人口ボーナスの長いフィリピンでは、少なくてもこのような状態が20年近くは続きます。日本が不足しているIT人材の人数と、フィリピンが供給できるIT人材の人数は一致しています。不足するIT人材をフィリピンから採用すれば、日本の課題のひとつが解決できるというわけです。

海外で活躍するフィリピン人材…その規模、4兆円/年

海外で働いて外貨を稼ぐフィリピンの人たちであるOFW。この人たちがどれくらいの金額を国(フィリピン)に送金しているのでしょうか。

海外送金額はコロナ禍でも安定していて、金額ベースではなだらかな上昇傾向が続いています。日本円に換算すると約4兆円にもなります。

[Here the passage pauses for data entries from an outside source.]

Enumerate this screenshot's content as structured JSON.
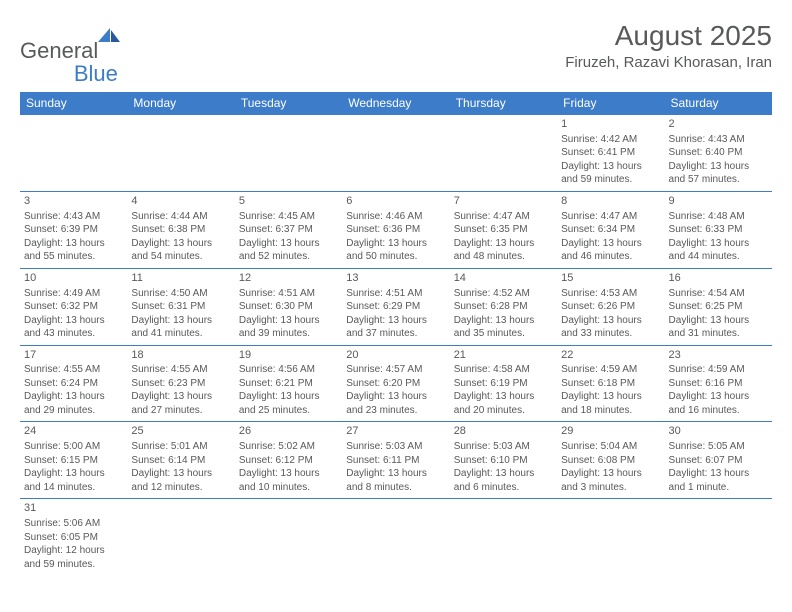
{
  "brand": {
    "name1": "General",
    "name2": "Blue"
  },
  "title": "August 2025",
  "location": "Firuzeh, Razavi Khorasan, Iran",
  "colors": {
    "accent": "#3d7cc9",
    "text": "#58595b",
    "bg": "#ffffff"
  },
  "dayHeaders": [
    "Sunday",
    "Monday",
    "Tuesday",
    "Wednesday",
    "Thursday",
    "Friday",
    "Saturday"
  ],
  "weeks": [
    [
      null,
      null,
      null,
      null,
      null,
      {
        "n": "1",
        "sr": "Sunrise: 4:42 AM",
        "ss": "Sunset: 6:41 PM",
        "d1": "Daylight: 13 hours",
        "d2": "and 59 minutes."
      },
      {
        "n": "2",
        "sr": "Sunrise: 4:43 AM",
        "ss": "Sunset: 6:40 PM",
        "d1": "Daylight: 13 hours",
        "d2": "and 57 minutes."
      }
    ],
    [
      {
        "n": "3",
        "sr": "Sunrise: 4:43 AM",
        "ss": "Sunset: 6:39 PM",
        "d1": "Daylight: 13 hours",
        "d2": "and 55 minutes."
      },
      {
        "n": "4",
        "sr": "Sunrise: 4:44 AM",
        "ss": "Sunset: 6:38 PM",
        "d1": "Daylight: 13 hours",
        "d2": "and 54 minutes."
      },
      {
        "n": "5",
        "sr": "Sunrise: 4:45 AM",
        "ss": "Sunset: 6:37 PM",
        "d1": "Daylight: 13 hours",
        "d2": "and 52 minutes."
      },
      {
        "n": "6",
        "sr": "Sunrise: 4:46 AM",
        "ss": "Sunset: 6:36 PM",
        "d1": "Daylight: 13 hours",
        "d2": "and 50 minutes."
      },
      {
        "n": "7",
        "sr": "Sunrise: 4:47 AM",
        "ss": "Sunset: 6:35 PM",
        "d1": "Daylight: 13 hours",
        "d2": "and 48 minutes."
      },
      {
        "n": "8",
        "sr": "Sunrise: 4:47 AM",
        "ss": "Sunset: 6:34 PM",
        "d1": "Daylight: 13 hours",
        "d2": "and 46 minutes."
      },
      {
        "n": "9",
        "sr": "Sunrise: 4:48 AM",
        "ss": "Sunset: 6:33 PM",
        "d1": "Daylight: 13 hours",
        "d2": "and 44 minutes."
      }
    ],
    [
      {
        "n": "10",
        "sr": "Sunrise: 4:49 AM",
        "ss": "Sunset: 6:32 PM",
        "d1": "Daylight: 13 hours",
        "d2": "and 43 minutes."
      },
      {
        "n": "11",
        "sr": "Sunrise: 4:50 AM",
        "ss": "Sunset: 6:31 PM",
        "d1": "Daylight: 13 hours",
        "d2": "and 41 minutes."
      },
      {
        "n": "12",
        "sr": "Sunrise: 4:51 AM",
        "ss": "Sunset: 6:30 PM",
        "d1": "Daylight: 13 hours",
        "d2": "and 39 minutes."
      },
      {
        "n": "13",
        "sr": "Sunrise: 4:51 AM",
        "ss": "Sunset: 6:29 PM",
        "d1": "Daylight: 13 hours",
        "d2": "and 37 minutes."
      },
      {
        "n": "14",
        "sr": "Sunrise: 4:52 AM",
        "ss": "Sunset: 6:28 PM",
        "d1": "Daylight: 13 hours",
        "d2": "and 35 minutes."
      },
      {
        "n": "15",
        "sr": "Sunrise: 4:53 AM",
        "ss": "Sunset: 6:26 PM",
        "d1": "Daylight: 13 hours",
        "d2": "and 33 minutes."
      },
      {
        "n": "16",
        "sr": "Sunrise: 4:54 AM",
        "ss": "Sunset: 6:25 PM",
        "d1": "Daylight: 13 hours",
        "d2": "and 31 minutes."
      }
    ],
    [
      {
        "n": "17",
        "sr": "Sunrise: 4:55 AM",
        "ss": "Sunset: 6:24 PM",
        "d1": "Daylight: 13 hours",
        "d2": "and 29 minutes."
      },
      {
        "n": "18",
        "sr": "Sunrise: 4:55 AM",
        "ss": "Sunset: 6:23 PM",
        "d1": "Daylight: 13 hours",
        "d2": "and 27 minutes."
      },
      {
        "n": "19",
        "sr": "Sunrise: 4:56 AM",
        "ss": "Sunset: 6:21 PM",
        "d1": "Daylight: 13 hours",
        "d2": "and 25 minutes."
      },
      {
        "n": "20",
        "sr": "Sunrise: 4:57 AM",
        "ss": "Sunset: 6:20 PM",
        "d1": "Daylight: 13 hours",
        "d2": "and 23 minutes."
      },
      {
        "n": "21",
        "sr": "Sunrise: 4:58 AM",
        "ss": "Sunset: 6:19 PM",
        "d1": "Daylight: 13 hours",
        "d2": "and 20 minutes."
      },
      {
        "n": "22",
        "sr": "Sunrise: 4:59 AM",
        "ss": "Sunset: 6:18 PM",
        "d1": "Daylight: 13 hours",
        "d2": "and 18 minutes."
      },
      {
        "n": "23",
        "sr": "Sunrise: 4:59 AM",
        "ss": "Sunset: 6:16 PM",
        "d1": "Daylight: 13 hours",
        "d2": "and 16 minutes."
      }
    ],
    [
      {
        "n": "24",
        "sr": "Sunrise: 5:00 AM",
        "ss": "Sunset: 6:15 PM",
        "d1": "Daylight: 13 hours",
        "d2": "and 14 minutes."
      },
      {
        "n": "25",
        "sr": "Sunrise: 5:01 AM",
        "ss": "Sunset: 6:14 PM",
        "d1": "Daylight: 13 hours",
        "d2": "and 12 minutes."
      },
      {
        "n": "26",
        "sr": "Sunrise: 5:02 AM",
        "ss": "Sunset: 6:12 PM",
        "d1": "Daylight: 13 hours",
        "d2": "and 10 minutes."
      },
      {
        "n": "27",
        "sr": "Sunrise: 5:03 AM",
        "ss": "Sunset: 6:11 PM",
        "d1": "Daylight: 13 hours",
        "d2": "and 8 minutes."
      },
      {
        "n": "28",
        "sr": "Sunrise: 5:03 AM",
        "ss": "Sunset: 6:10 PM",
        "d1": "Daylight: 13 hours",
        "d2": "and 6 minutes."
      },
      {
        "n": "29",
        "sr": "Sunrise: 5:04 AM",
        "ss": "Sunset: 6:08 PM",
        "d1": "Daylight: 13 hours",
        "d2": "and 3 minutes."
      },
      {
        "n": "30",
        "sr": "Sunrise: 5:05 AM",
        "ss": "Sunset: 6:07 PM",
        "d1": "Daylight: 13 hours",
        "d2": "and 1 minute."
      }
    ],
    [
      {
        "n": "31",
        "sr": "Sunrise: 5:06 AM",
        "ss": "Sunset: 6:05 PM",
        "d1": "Daylight: 12 hours",
        "d2": "and 59 minutes."
      },
      null,
      null,
      null,
      null,
      null,
      null
    ]
  ]
}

世界中の国で活躍しているのですが、現在は北米や中東が特に多くなっています。日本にも多くの人が来ていることは知られていますが、今後はより多くのフィリピン人材を活用していく必要があると考えられます。

日本とフィリピンの人口を比べてみると、ほとんど同じで1億1,000万人くらい。ただ人口構造はまったく異なり、日本は労働人口の割合が減少していく人口オーナスの状態。一方フィリピンは、労働人口の割合が増えていく人口ボーナスの状態です。

平均年齢も異なり、日本は47歳くらいなのに対して、フィリピンは23歳と、非常に若い国です。

日本は、少数民族はいるものの単一民族の国といわれ、異文化との交流が難しく、移民政策も取りづらく、人手不足が恒常化しています。

それに対してフィリピンは人口ボーナスの状態にあり、これから経済成長を遂げていきます。フィリピン経済は1970年代初頭の日本くらいの水準です。日本は製造業が発展し、それらを海外に輸出するという産業モデルで経済を発展させました。一方、これから経済発展していくフィリピンは、アウトバウンド人材とインバウンド人材が経済成長の中心になると考えられます。

今後は日本の人手不足という課題を、海外の優秀な人材を活用して解決していくことが大切であることは明白です。その中で特定技能や技能実習といった制度が整えられました。コロナ収束に伴い、これらの制度を活用して、海外から優秀な人材をいかに活用していくかが、今後の日本の経済成長にとっても非常に重要であるといえるのです。